Tsukasa Sato, Shigefumi Fukui, Takao Nakano, Kaoru Hasegawa, Hisashi Kikuta, Takeyoshi Kameyama, Yuko Shirota, Tomoyuki Endo, Shunsuke Kawamoto, Koji Kumagai, Hideo Izawa, Tatsuya Komaru
Pulmonary circulation, 14(2) e12377, Apr, 2024
Chronic thromboembolic pulmonary hypertension (CTEPH) is a chronic disease that can rapidly deteriorate into circulatory collapse when complicated by comorbidities.
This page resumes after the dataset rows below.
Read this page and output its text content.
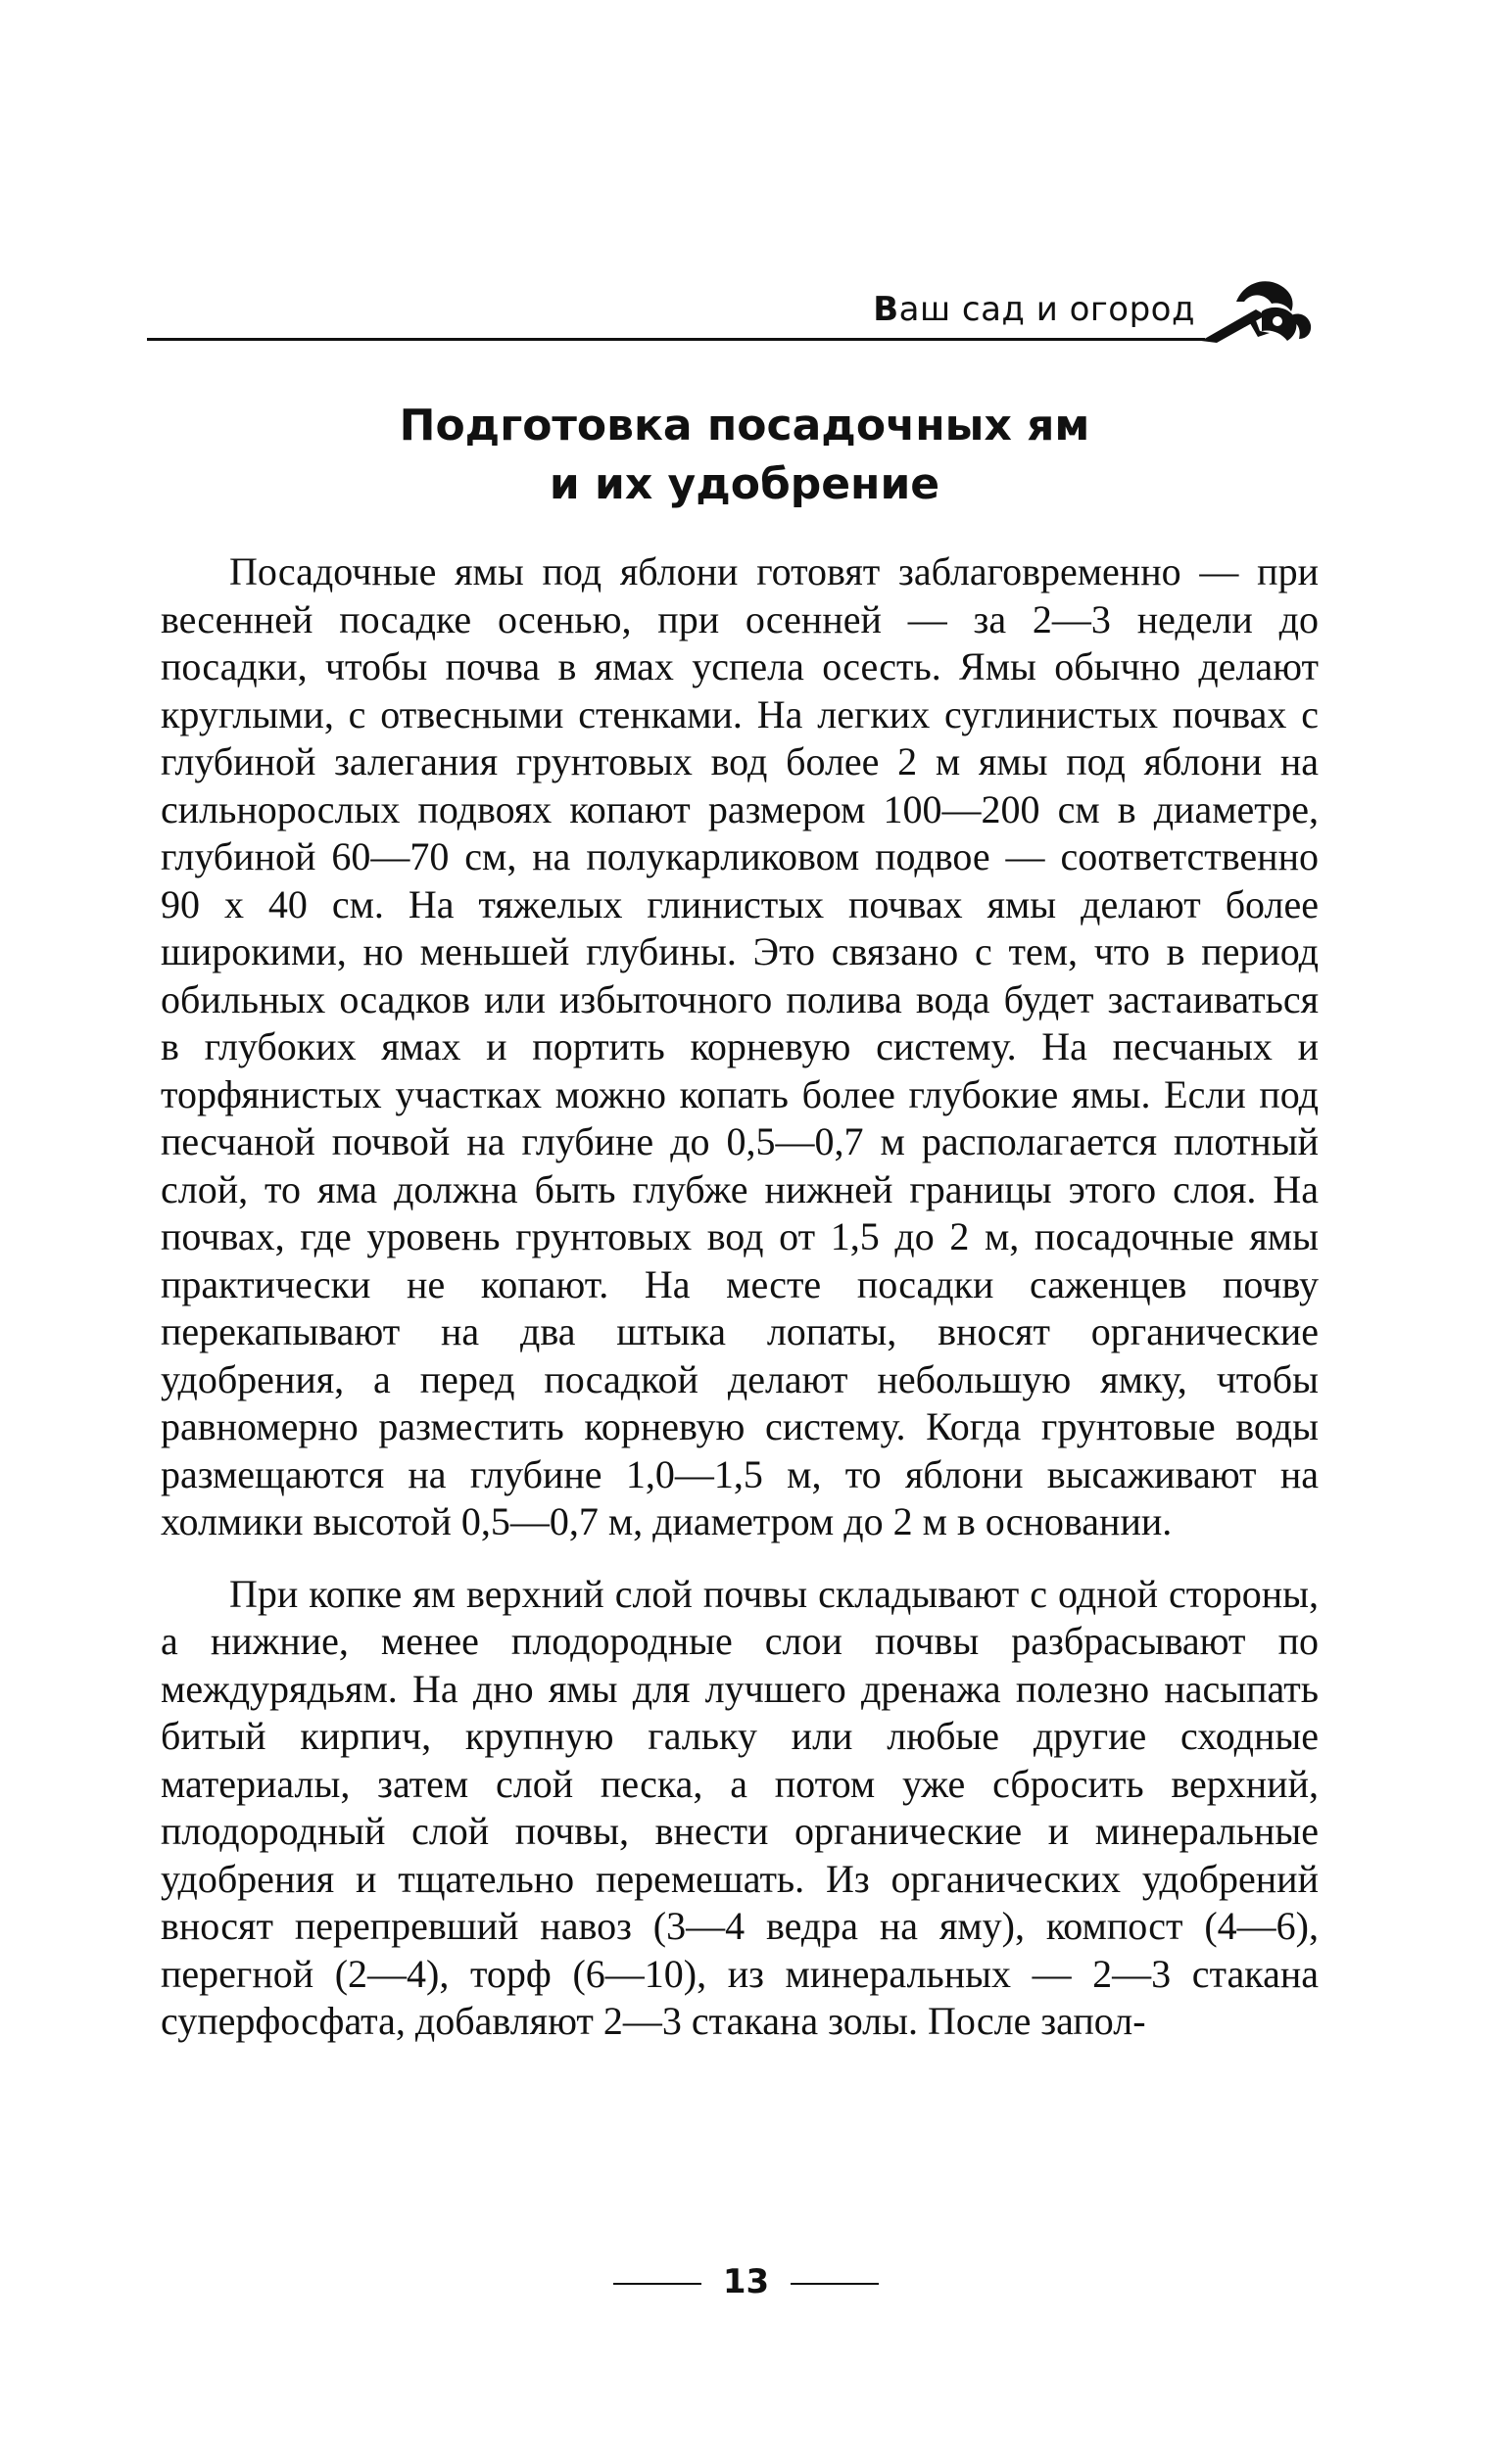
Ваш сад и огород
Подготовка посадочных ям
и их удобрение

Посадочные ямы под яблони готовят заблаговременно — при весенней посадке осенью, при осенней — за 2—3 недели до посадки, чтобы почва в ямах успела осесть. Ямы обычно делают круглыми, с отвесными стенками. На легких суглинистых почвах с глубиной залегания грунтовых вод более 2 м ямы под яблони на сильнорослых подвоях копают размером 100—200 см в диаметре, глубиной 60—70 см, на полукарликовом подвое — соответственно 90 х 40 см. На тяжелых глинистых почвах ямы делают более широкими, но меньшей глубины. Это связано с тем, что в период обильных осадков или избыточного полива вода будет застаиваться в глубоких ямах и портить корневую систему. На песчаных и торфянистых участках можно копать более глубокие ямы. Если под песчаной почвой на глубине до 0,5—0,7 м располагается плотный слой, то яма должна быть глубже нижней границы этого слоя. На почвах, где уровень грунтовых вод от 1,5 до 2 м, посадочные ямы практически не копают. На месте посадки саженцев почву перекапывают на два штыка лопаты, вносят органические удобрения, а перед посадкой делают небольшую ямку, чтобы равномерно разместить корневую систему. Когда грунтовые воды размещаются на глубине 1,0—1,5 м, то яблони высаживают на холмики высотой 0,5—0,7 м, диаметром до 2 м в основании.

При копке ям верхний слой почвы складывают с одной стороны, а нижние, менее плодородные слои почвы разбрасывают по междурядьям. На дно ямы для лучшего дренажа полезно насыпать битый кирпич, крупную гальку или любые другие сходные материалы, затем слой песка, а потом уже сбросить верхний, плодородный слой почвы, внести органические и минеральные удобрения и тщательно перемешать. Из органических удобрений вносят перепревший навоз (3—4 ведра на яму), компост (4—6), перегной (2—4), торф (6—10), из минеральных — 2—3 стакана суперфосфата, добавляют 2—3 стакана золы. После запол-

13
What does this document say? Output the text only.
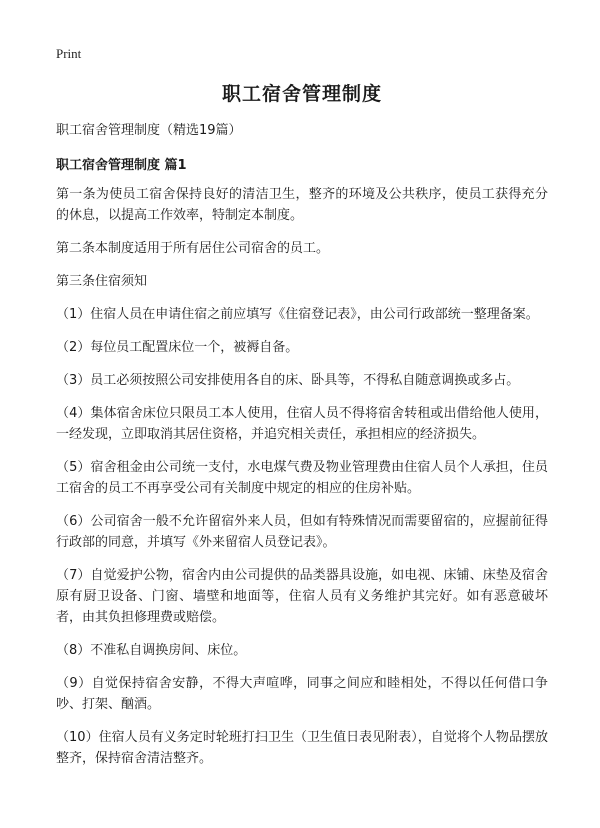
Print
职工宿舍管理制度
职工宿舍管理制度（精选19篇）
职工宿舍管理制度 篇1

第一条为使员工宿舍保持良好的清洁卫生，整齐的环境及公共秩序，使员工获得充分的休息，以提高工作效率，特制定本制度。

第二条本制度适用于所有居住公司宿舍的员工。

第三条住宿须知

（1）住宿人员在申请住宿之前应填写《住宿登记表》，由公司行政部统一整理备案。

（2）每位员工配置床位一个，被褥自备。

（3）员工必须按照公司安排使用各自的床、卧具等，不得私自随意调换或多占。

（4）集体宿舍床位只限员工本人使用，住宿人员不得将宿舍转租或出借给他人使用，一经发现，立即取消其居住资格，并追究相关责任，承担相应的经济损失。

（5）宿舍租金由公司统一支付，水电煤气费及物业管理费由住宿人员个人承担，住员工宿舍的员工不再享受公司有关制度中规定的相应的住房补贴。

（6）公司宿舍一般不允许留宿外来人员，但如有特殊情况而需要留宿的，应握前征得行政部的同意，并填写《外来留宿人员登记表》。

（7）自觉爱护公物，宿舍内由公司提供的品类器具设施，如电视、床铺、床垫及宿舍原有厨卫设备、门窗、墙壁和地面等，住宿人员有义务维护其完好。如有恶意破坏者，由其负担修理费或赔偿。

（8）不准私自调换房间、床位。

（9）自觉保持宿舍安静，不得大声喧哗，同事之间应和睦相处，不得以任何借口争吵、打架、酗酒。

（10）住宿人员有义务定时轮班打扫卫生（卫生值日表见附表），自觉将个人物品摆放整齐，保持宿舍清洁整齐。
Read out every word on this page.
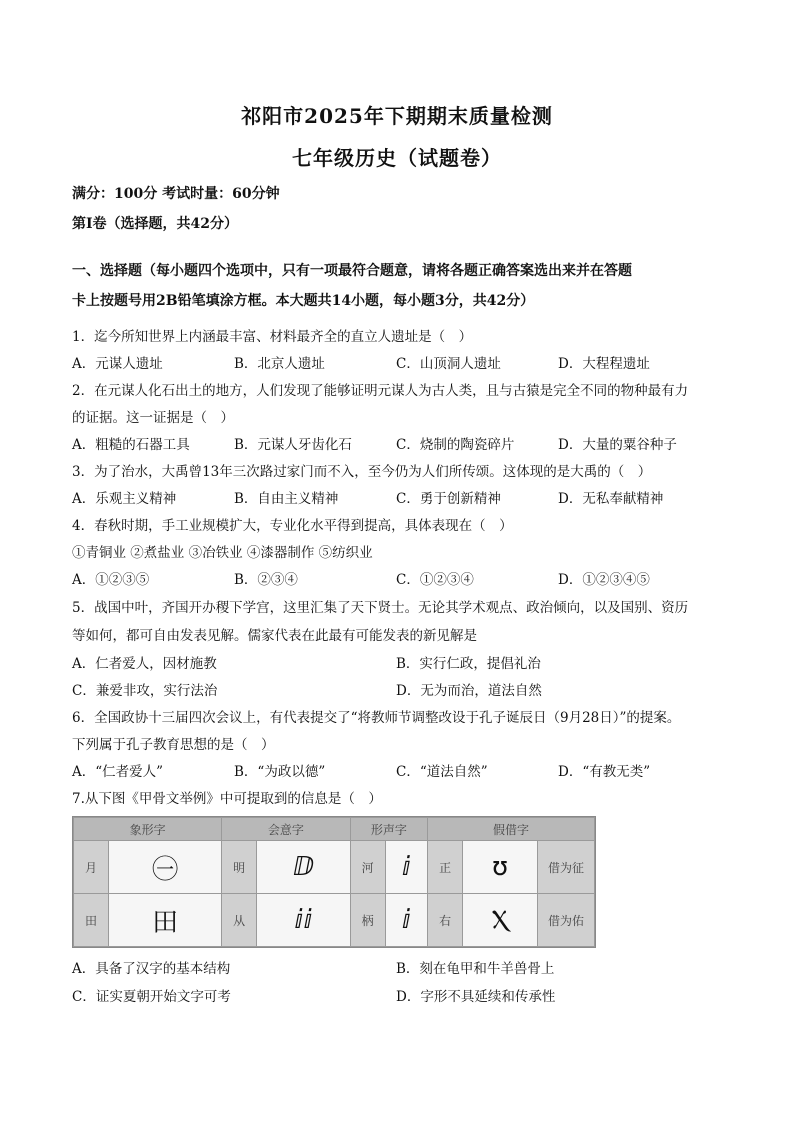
祁阳市2025年下期期末质量检测
七年级历史（试题卷）
满分：100分 考试时量：60分钟
第Ⅰ卷（选择题，共42分）
一、选择题（每小题四个选项中，只有一项最符合题意，请将各题正确答案选出来并在答题
卡上按题号用2B铅笔填涂方框。本大题共14小题，每小题3分，共42分）
1．迄今所知世界上内涵最丰富、材料最齐全的直立人遗址是（　）
A．元谋人遗址	B．北京人遗址	C．山顶洞人遗址	D．大程程遗址
2．在元谋人化石出土的地方，人们发现了能够证明元谋人为古人类，且与古猿是完全不同的物种最有力
的证据。这一证据是（　）
A．粗糙的石器工具	B．元谋人牙齿化石	C．烧制的陶瓷碎片	D．大量的粟谷种子
3．为了治水，大禹曾13年三次路过家门而不入，至今仍为人们所传颂。这体现的是大禹的（　）
A．乐观主义精神	B．自由主义精神	C．勇于创新精神	D．无私奉献精神
4．春秋时期，手工业规模扩大，专业化水平得到提高，具体表现在（　）
①青铜业 ②煮盐业 ③冶铁业 ④漆器制作 ⑤纺织业
A．①②③⑤	B．②③④	C．①②③④	D．①②③④⑤
5．战国中叶，齐国开办稷下学宫，这里汇集了天下贤士。无论其学术观点、政治倾向，以及国别、资历
等如何，都可自由发表见解。儒家代表在此最有可能发表的新见解是
A．仁者爱人，因材施教	B．实行仁政，提倡礼治
C．兼爱非攻，实行法治	D．无为而治，道法自然
6．全国政协十三届四次会议上，有代表提交了“将教师节调整改设于孔子诞辰日（9月28日）”的提案。
下列属于孔子教育思想的是（　）
A．“仁者爱人”	B．“为政以德”	C．“道法自然”	D．“有教无类”
7.从下图《甲骨文举例》中可提取到的信息是（　）
象形字		会意字		形声字		假借字		
月	㊀	明	ⅅ	河	ⅈ	正	ʊ	借为征
田	田	从	ⅈⅈ	柄	ⅈ	右	Ⲭ	借为佑
A．具备了汉字的基本结构	B．刻在龟甲和牛羊兽骨上
C．证实夏朝开始文字可考	D．字形不具延续和传承性
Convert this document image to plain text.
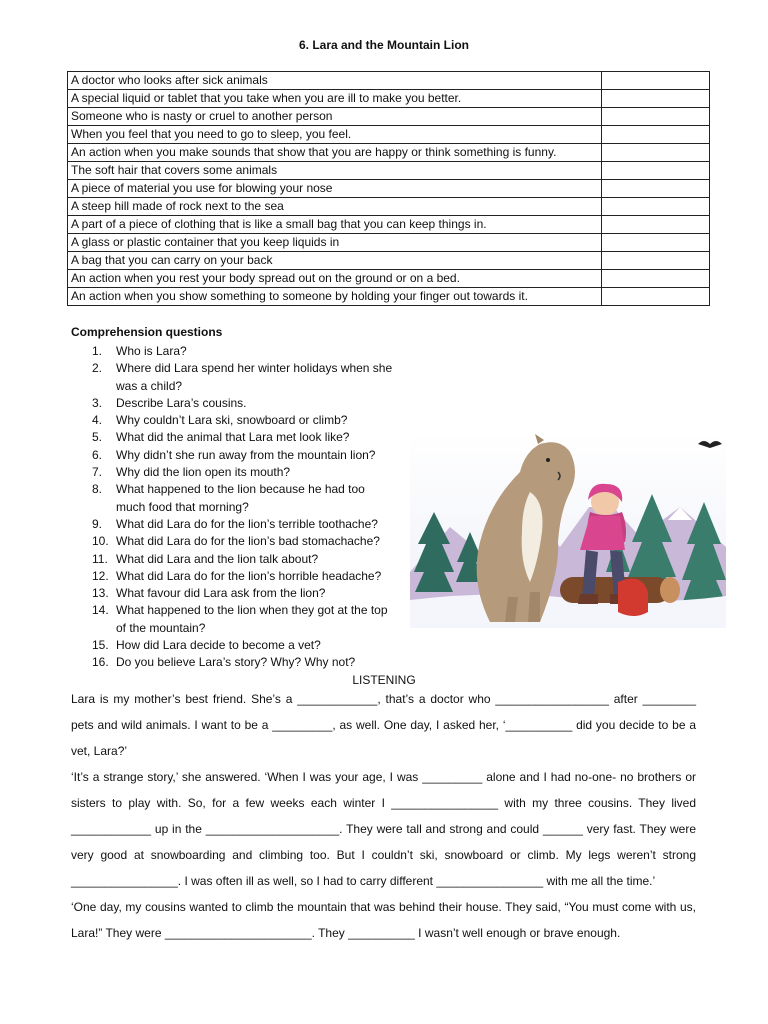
6. Lara and the Mountain Lion
A doctor who looks after sick animals	
A special liquid or tablet that you take when you are ill to make you better.	
Someone who is nasty or cruel to another person	
When you feel that you need to go to sleep, you feel.	
An action when you make sounds that show that you are happy or think something is funny.	
The soft hair that covers some animals	
A piece of material you use for blowing your nose	
A steep hill made of rock next to the sea	
A part of a piece of clothing that is like a small bag that you can keep things in.	
A glass or plastic container that you keep liquids in	
A bag that you can carry on your back	
An action when you rest your body spread out on the ground or on a bed.	
An action when you show something to someone by holding your finger out towards it.	
Comprehension questions
1. Who is Lara?
2. Where did Lara spend her winter holidays when she was a child?
3. Describe Lara’s cousins.
4. Why couldn’t Lara ski, snowboard or climb?
5. What did the animal that Lara met look like?
6. Why didn’t she run away from the mountain lion?
7. Why did the lion open its mouth?
8. What happened to the lion because he had too much food that morning?
9. What did Lara do for the lion’s terrible toothache?
10. What did Lara do for the lion’s bad stomachache?
11. What did Lara and the lion talk about?
12. What did Lara do for the lion’s horrible headache?
13. What favour did Lara ask from the lion?
14. What happened to the lion when they got at the top of the mountain?
15. How did Lara decide to become a vet?
16. Do you believe Lara’s story? Why? Why not?
LISTENING

Lara is my mother’s best friend. She’s a ____________, that’s a doctor who _________________ after ________ pets and wild animals. I want to be a _________, as well. One day, I asked her, ‘__________ did you decide to be a vet, Lara?’

‘It’s a strange story,’ she answered. ‘When I was your age, I was _________ alone and I had no-one- no brothers or sisters to play with. So, for a few weeks each winter I ________________ with my three cousins. They lived ____________ up in the ____________________. They were tall and strong and could ______ very fast. They were very good at snowboarding and climbing too. But I couldn’t ski, snowboard or climb. My legs weren’t strong ________________. I was often ill as well, so I had to carry different ________________ with me all the time.’

‘One day, my cousins wanted to climb the mountain that was behind their house. They said, “You must come with us, Lara!” They were ______________________. They __________ I wasn’t well enough or brave enough.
We herein describe a case involving a 43-year-old woman with class III obesity (body mass index of 63 kg/m2) and severe CTEPH associated with total occlusion of the left main pulmonary artery who subsequently developed circulatory collapse along with multiple comorbidities, including acute kidney injury, pulmonary tuberculosis, and catastrophic antiphospholipid syndrome. The patient was successfully treated with two sessions of rescue balloon pulmonary angioplasty with veno-arterial extracorporeal membrane oxygenation (V-A ECMO) support under local anesthesia without sedation, at cannulation and during the V-A ECMO run, to avoid invasive mechanical ventilation. This case suggests the potential usefulness of rescue balloon pulmonary angioplasty under awake V-A ECMO support for rapidly deteriorating, inoperable CTEPH in a patient with class III obesity complicated with multiple comorbidities.